Нелишне из только что рассмотренной ситуации вывести одно прелюбопытное резюме: война, а точнее, стратегия вести бизнес по законам войны прежде всего выгодна тем руководителям, которые полностью исчерпали себя в своем деле и потому отчаянно защищают свое начальницкое кресло. Война – красивый способ убрать более способных, наступающих на пятки, либо, используя чрезвычайные мобилизационные методы, сломать их психологически, превратив в послушное орудие собственной воли (т. е., грубо говоря, «обломать» так, как делали когда-то в армии с молодыми, но непокорными ребятами). Давайте поостережемся наделять любителей поиграть в живых солдатиков неограниченными полномочиями. Бизнес – не клиника для лечения деструктивных особ и не плац для «генералов» в отставке. У бизнеса несколько иные задачи, и тот, кто успешно их решает (и может подтвердить это не блеском эполет, а опережающим спросом на свою продукцию), признается лидером или, если хотите, флагманом.

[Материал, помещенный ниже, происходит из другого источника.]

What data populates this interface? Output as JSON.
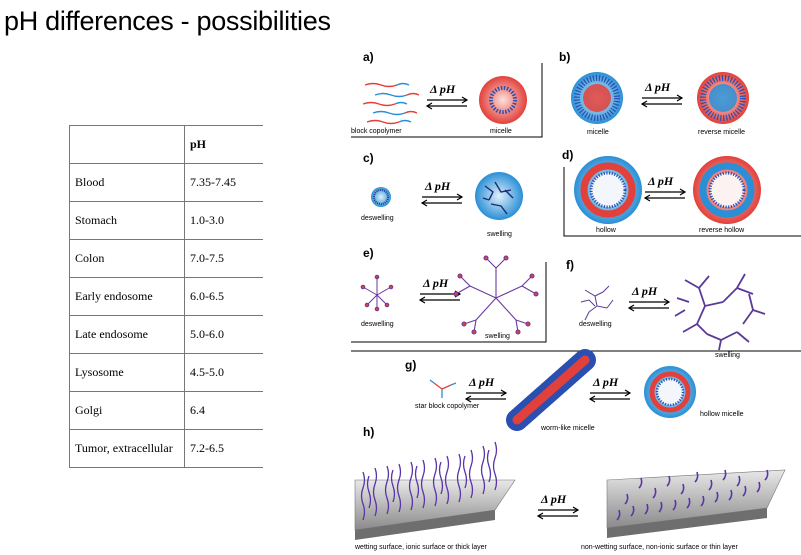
{
  "title": "pH differences - possibilities",
  "table": {
    "header": [
      "",
      "pH"
    ],
    "rows": [
      [
        "Blood",
        "7.35-7.45"
      ],
      [
        "Stomach",
        "1.0-3.0"
      ],
      [
        "Colon",
        "7.0-7.5"
      ],
      [
        "Early endosome",
        "6.0-6.5"
      ],
      [
        "Late endosome",
        "5.0-6.0"
      ],
      [
        "Lysosome",
        "4.5-5.0"
      ],
      [
        "Golgi",
        "6.4"
      ],
      [
        "Tumor, extracellular",
        "7.2-6.5"
      ]
    ]
  },
  "figure": {
    "delta_ph": "Δ pH",
    "panels": [
      {
        "label": "a)",
        "left": "block copolymer",
        "right": "micelle"
      },
      {
        "label": "b)",
        "left": "micelle",
        "right": "reverse micelle"
      },
      {
        "label": "c)",
        "left": "deswelling",
        "right": "swelling"
      },
      {
        "label": "d)",
        "left": "hollow",
        "right": "reverse hollow"
      },
      {
        "label": "e)",
        "left": "deswelling",
        "right": "swelling"
      },
      {
        "label": "f)",
        "left": "deswelling",
        "right": "swelling"
      },
      {
        "label": "g)",
        "left": "star block copolymer",
        "middle": "worm-like micelle",
        "right": "hollow micelle"
      },
      {
        "label": "h)",
        "left": "wetting surface, ionic surface or thick layer",
        "right": "non-wetting surface, non-ionic surface or thin layer"
      }
    ]
  },
  "colors": {
    "red": "#e2403a",
    "blue": "#2a8fd6",
    "purple": "#4b2c8c"
  }
}
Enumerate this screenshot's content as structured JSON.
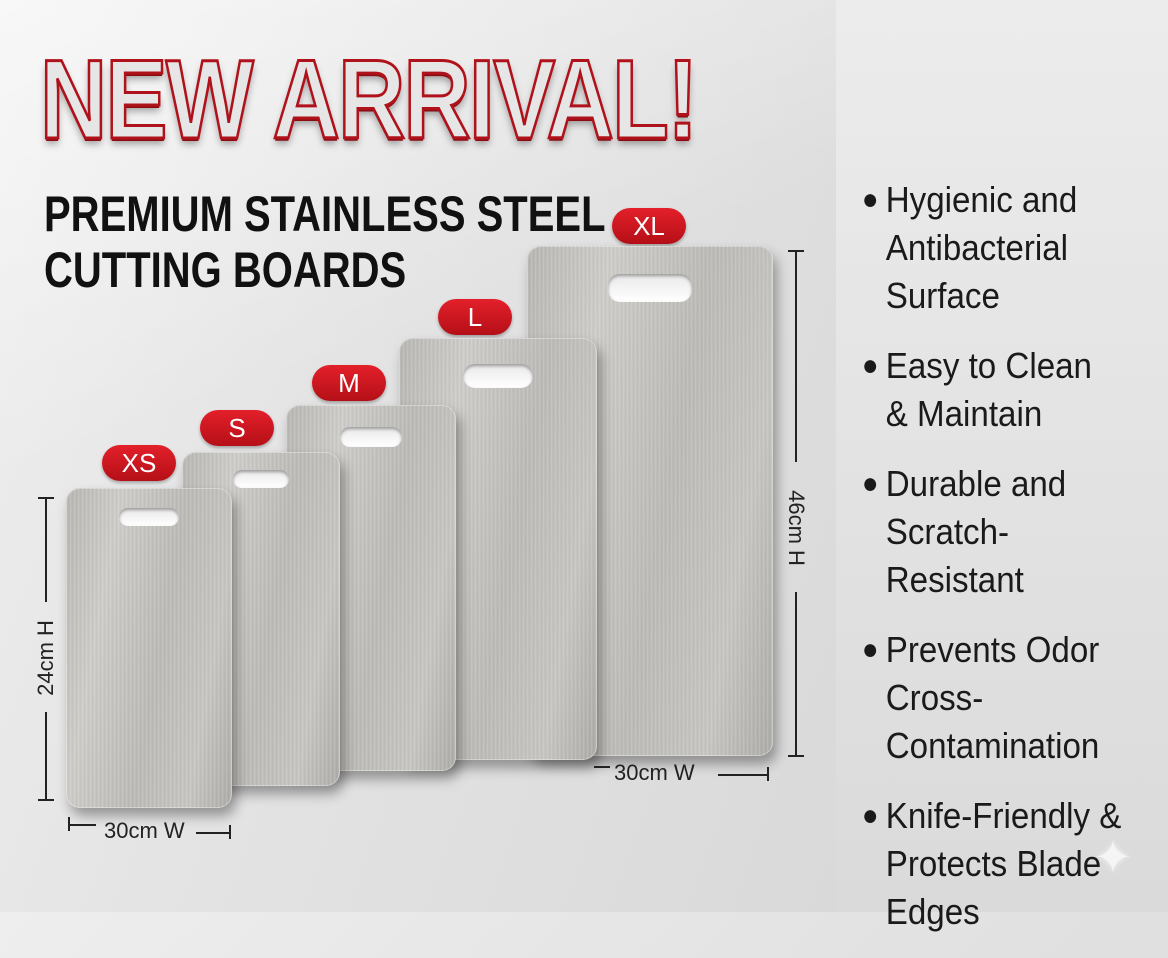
{
  "headline": "NEW ARRIVAL!",
  "subheadline": {
    "line1": "PREMIUM STAINLESS STEEL",
    "line2": "CUTTING BOARDS"
  },
  "sizes": [
    "XS",
    "S",
    "M",
    "L",
    "XL"
  ],
  "dimensions": {
    "small_height": "24cm H",
    "small_width": "30cm W",
    "large_height": "46cm H",
    "large_width": "30cm W"
  },
  "features": [
    [
      "Hygienic and",
      "Antibacterial",
      "Surface"
    ],
    [
      "Easy to Clean",
      "& Maintain"
    ],
    [
      "Durable and",
      "Scratch-Resistant"
    ],
    [
      "Prevents Odor",
      "Cross-",
      "Contamination"
    ],
    [
      "Knife-Friendly &",
      "Protects Blade",
      "Edges"
    ]
  ],
  "colors": {
    "accent_red": "#c8141d",
    "text_dark": "#111111",
    "steel": "#c4c2be"
  },
  "icons": {
    "sparkle": "sparkle-icon",
    "bullet": "bullet-dot"
  }
}
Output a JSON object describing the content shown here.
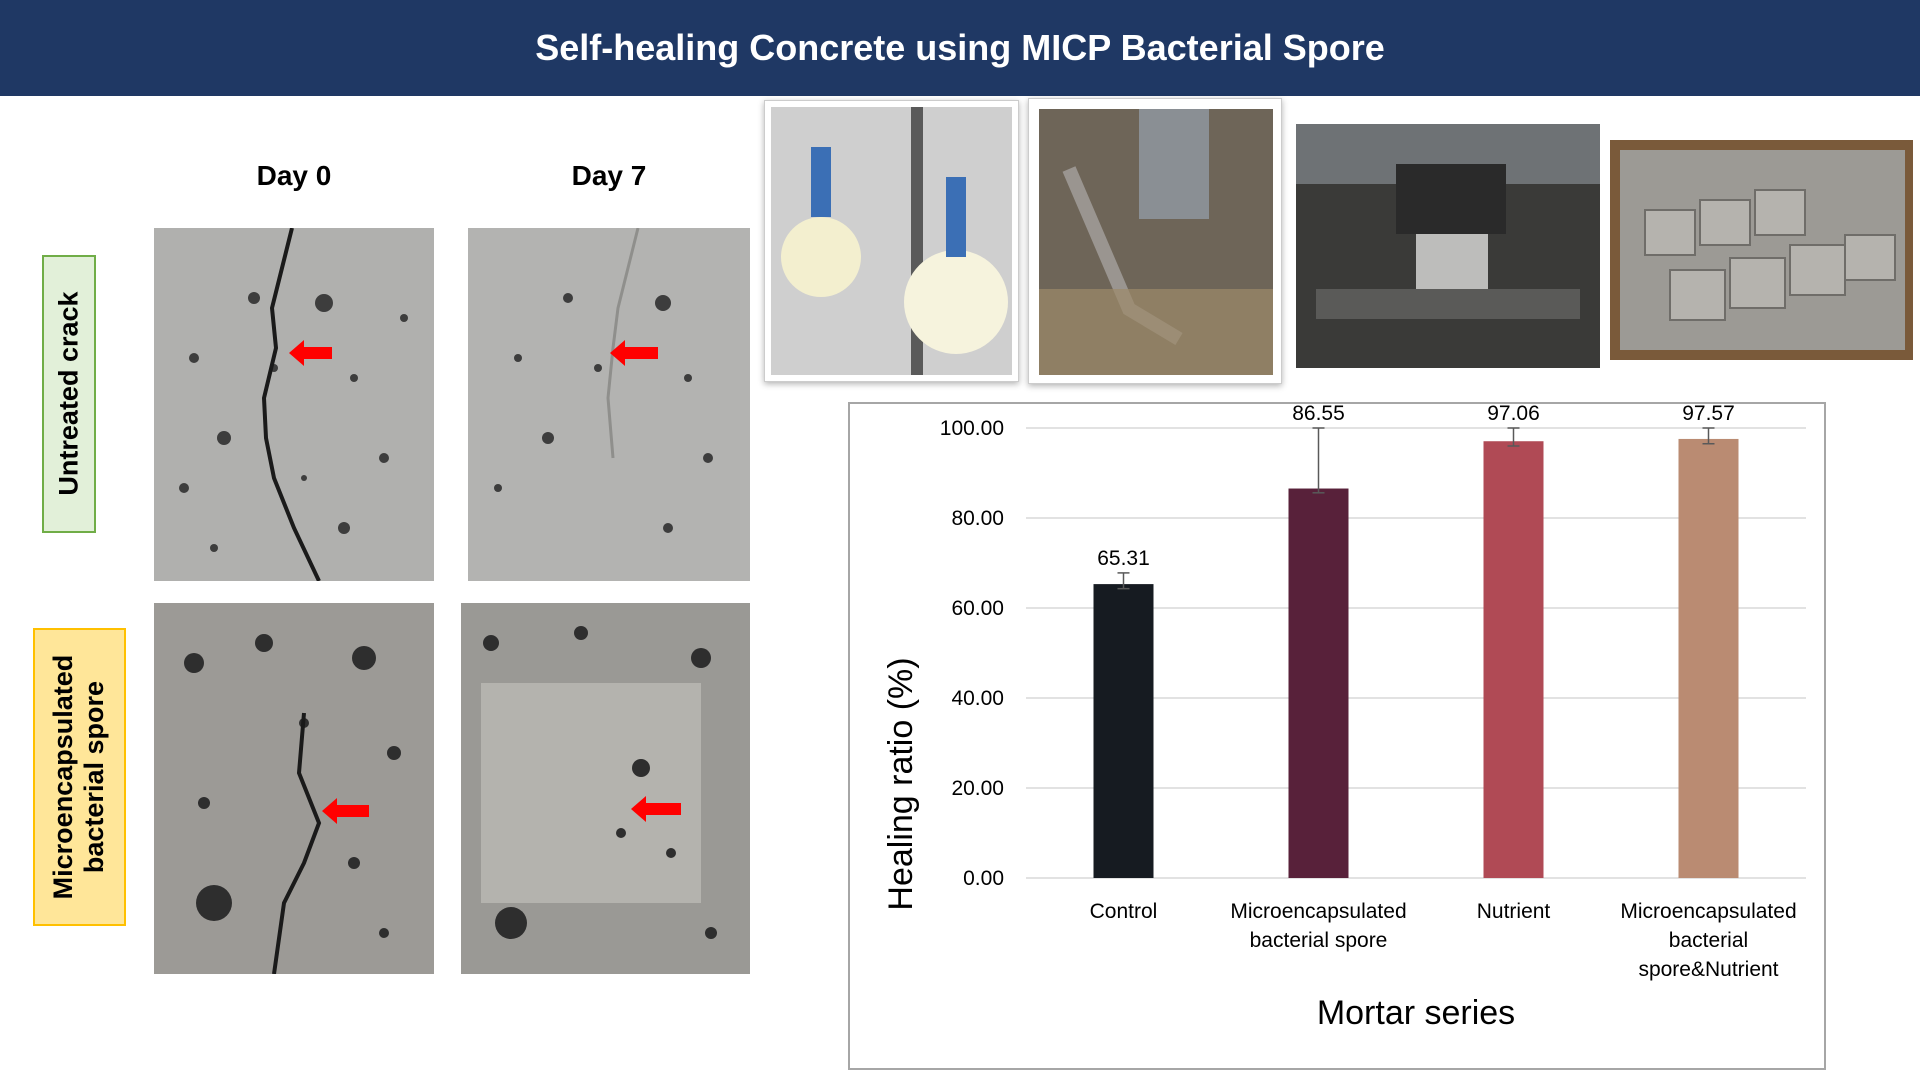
{
  "header": {
    "title": "Self-healing Concrete using MICP Bacterial Spore"
  },
  "columns": {
    "day0": "Day 0",
    "day7": "Day 7"
  },
  "rows": {
    "untreated": "Untreated crack",
    "micro_line1": "Microencapsulated",
    "micro_line2": "bacterial spore"
  },
  "colors": {
    "header_bg": "#1f3864",
    "untreated_box_bg": "#e2f0d9",
    "untreated_box_border": "#70ad47",
    "micro_box_bg": "#ffe699",
    "micro_box_border": "#ffc000",
    "arrow": "#ff0000"
  },
  "chart_data": {
    "type": "bar",
    "ylabel": "Healing ratio (%)",
    "xlabel": "Mortar series",
    "ylim": [
      0,
      100
    ],
    "yticks": [
      "0.00",
      "20.00",
      "40.00",
      "60.00",
      "80.00",
      "100.00"
    ],
    "grid": true,
    "categories": [
      [
        "Control"
      ],
      [
        "Microencapsulated",
        "bacterial spore"
      ],
      [
        "Nutrient"
      ],
      [
        "Microencapsulated",
        "bacterial",
        "spore&Nutrient"
      ]
    ],
    "values": [
      65.31,
      86.55,
      97.06,
      97.57
    ],
    "value_labels": [
      "65.31",
      "86.55",
      "97.06",
      "97.57"
    ],
    "error_low": [
      64.3,
      85.6,
      96.0,
      96.5
    ],
    "error_high": [
      67.8,
      100.0,
      100.0,
      100.0
    ],
    "bar_colors": [
      "#161b21",
      "#58213a",
      "#b04a55",
      "#ba8b72"
    ]
  }
}
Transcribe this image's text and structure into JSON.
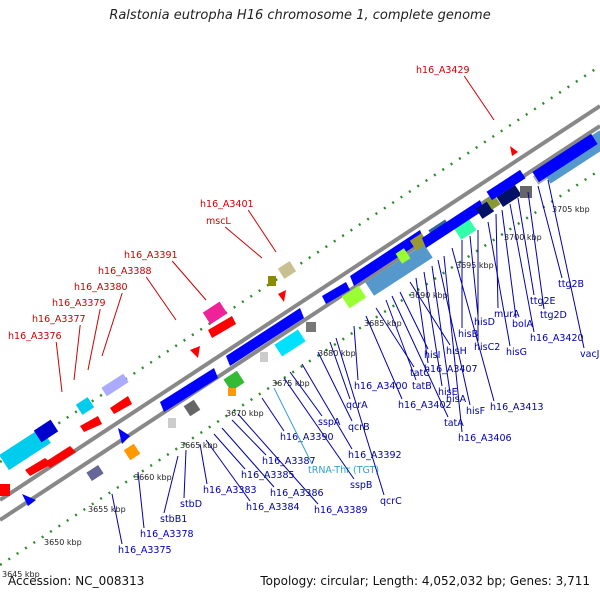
{
  "title": "Ralstonia eutropha H16 chromosome 1, complete genome",
  "footer": {
    "accession": "Accession: NC_008313",
    "summary": "Topology: circular; Length: 4,052,032 bp; Genes: 3,711"
  },
  "colors": {
    "forward_label": "#cc0000",
    "reverse_label": "#0000aa",
    "rna_label": "#33a0cc",
    "forward_gene": "#ff0000",
    "reverse_gene": "#0000ff",
    "axis": "#888888",
    "dots": "#2e8b2e"
  },
  "ticks": [
    "3645 kbp",
    "3650 kbp",
    "3655 kbp",
    "3660 kbp",
    "3665 kbp",
    "3670 kbp",
    "3675 kbp",
    "3680 kbp",
    "3685 kbp",
    "3690 kbp",
    "3695 kbp",
    "3700 kbp",
    "3705 kbp"
  ],
  "top_labels": [
    "h16_A3376",
    "h16_A3377",
    "h16_A3379",
    "h16_A3380",
    "h16_A3388",
    "h16_A3391",
    "mscL",
    "h16_A3401",
    "h16_A3429"
  ],
  "bottom_labels": [
    "h16_A3375",
    "h16_A3378",
    "stbB1",
    "stbD",
    "h16_A3383",
    "h16_A3384",
    "h16_A3385",
    "h16_A3386",
    "h16_A3387",
    "h16_A3389",
    "h16_A3390",
    "tRNA-Thr (TGT)",
    "sspB",
    "sspA",
    "h16_A3392",
    "qcrB",
    "qcrA",
    "qcrC",
    "h16_A3400",
    "h16_A3402",
    "tatC",
    "tatB",
    "tatA",
    "hisI",
    "hisH",
    "h16_A3407",
    "hisE",
    "hisA",
    "hisF",
    "h16_A3406",
    "h16_A3413",
    "hisB",
    "hisD",
    "hisC2",
    "hisG",
    "murA",
    "bolA",
    "h16_A3420",
    "ttg2E",
    "ttg2D",
    "ttg2B",
    "vacJ"
  ]
}
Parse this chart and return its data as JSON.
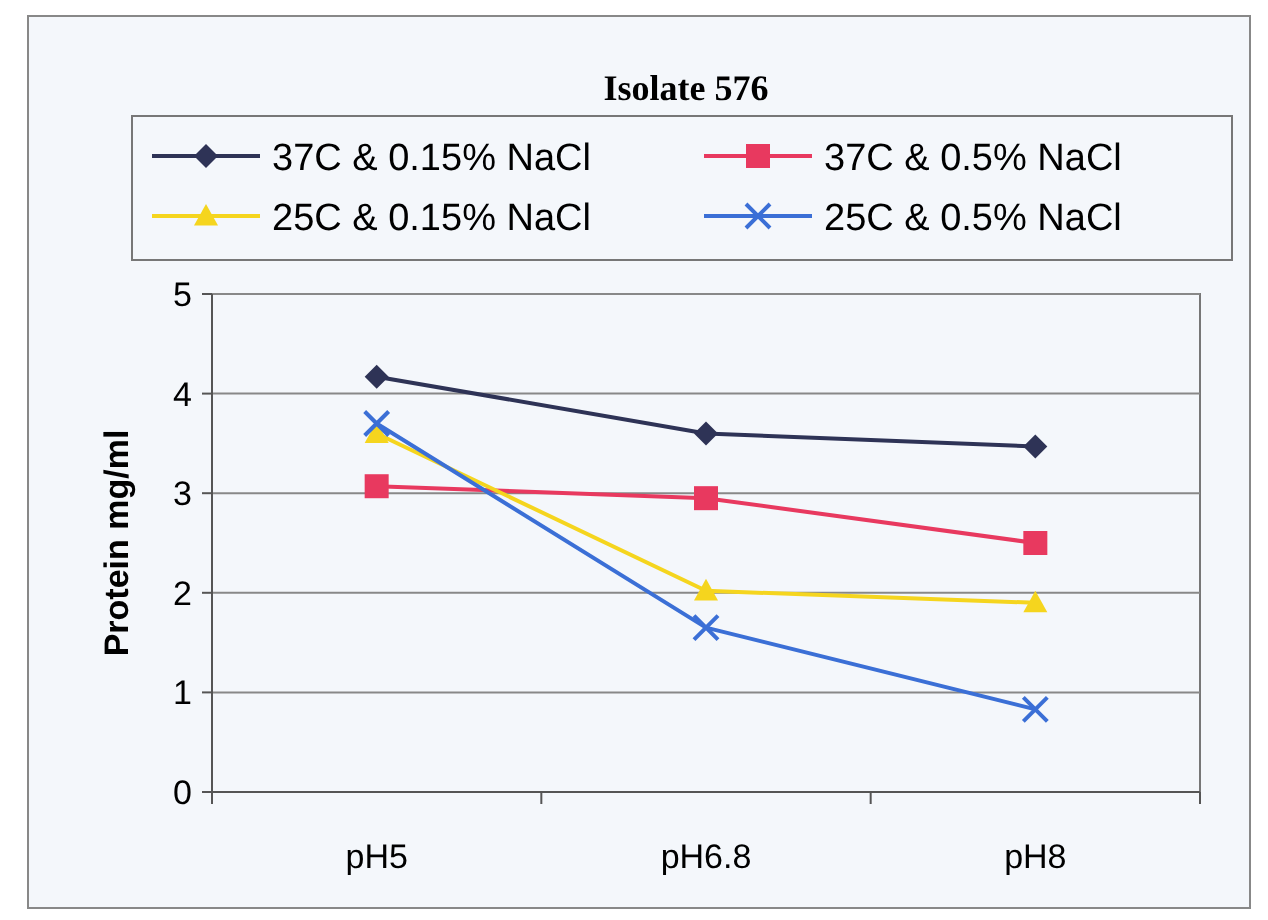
{
  "chart_data": {
    "type": "line",
    "title": "Isolate 576",
    "ylabel": "Protein mg/ml",
    "categories": [
      "pH5",
      "pH6.8",
      "pH8"
    ],
    "ylim": [
      0,
      5
    ],
    "yticks": [
      0,
      1,
      2,
      3,
      4,
      5
    ],
    "grid": "y",
    "legend": "top",
    "series": [
      {
        "name": "37C & 0.15% NaCl",
        "color": "#2e3356",
        "marker": "diamond",
        "values": [
          4.17,
          3.6,
          3.47
        ]
      },
      {
        "name": "37C & 0.5% NaCl",
        "color": "#e8395f",
        "marker": "square",
        "values": [
          3.07,
          2.95,
          2.5
        ]
      },
      {
        "name": "25C & 0.15% NaCl",
        "color": "#f5d51e",
        "marker": "triangle",
        "values": [
          3.6,
          2.02,
          1.9
        ]
      },
      {
        "name": "25C & 0.5% NaCl",
        "color": "#3b6fd6",
        "marker": "cross",
        "values": [
          3.7,
          1.65,
          0.83
        ]
      }
    ]
  }
}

Еще небольшое уточнение. Не следует путать такие совершенно различные понятия, как деструктивный агрессор или воинствующий некрофил, с проявлениями психопатии или даже просто холерического темперамента. Согласитесь, невозможно представить благородного, но взрывного и крайне импульсивного Александра Пушкина эдаким агрессором и милитаристом. А ведь он мог по моде того времени запросто убить своего врага на дуэли. Различить фрондера (фр. fronde – оппозиция по мотивам личного порядка, беспокойство, недовольство) по природе и воспитанию от агрессивных деструктивистов в принципе несложно, ибо фрондеры терпеть не могут насилия над собой, диктата и никогда не стремятся заполучить рычагов авторитарной власти. Точно так же они не любят имитировать войну и не признают игр в солдатики – им по горло хватает реальных стычек в силу их беспокойного темперамента. И если уж продолжить сравнение, то именно фрондеры на дух не выносят «агрессоров» и «милитаристов», предпочитая против них сражаться своими рыцарскими или дуэлянтскими методами. Так что советуем хотя бы одного такого фрондера среди персонала иметь – он первым поднимет набат против скрытой милитаризации вашего бизнеса.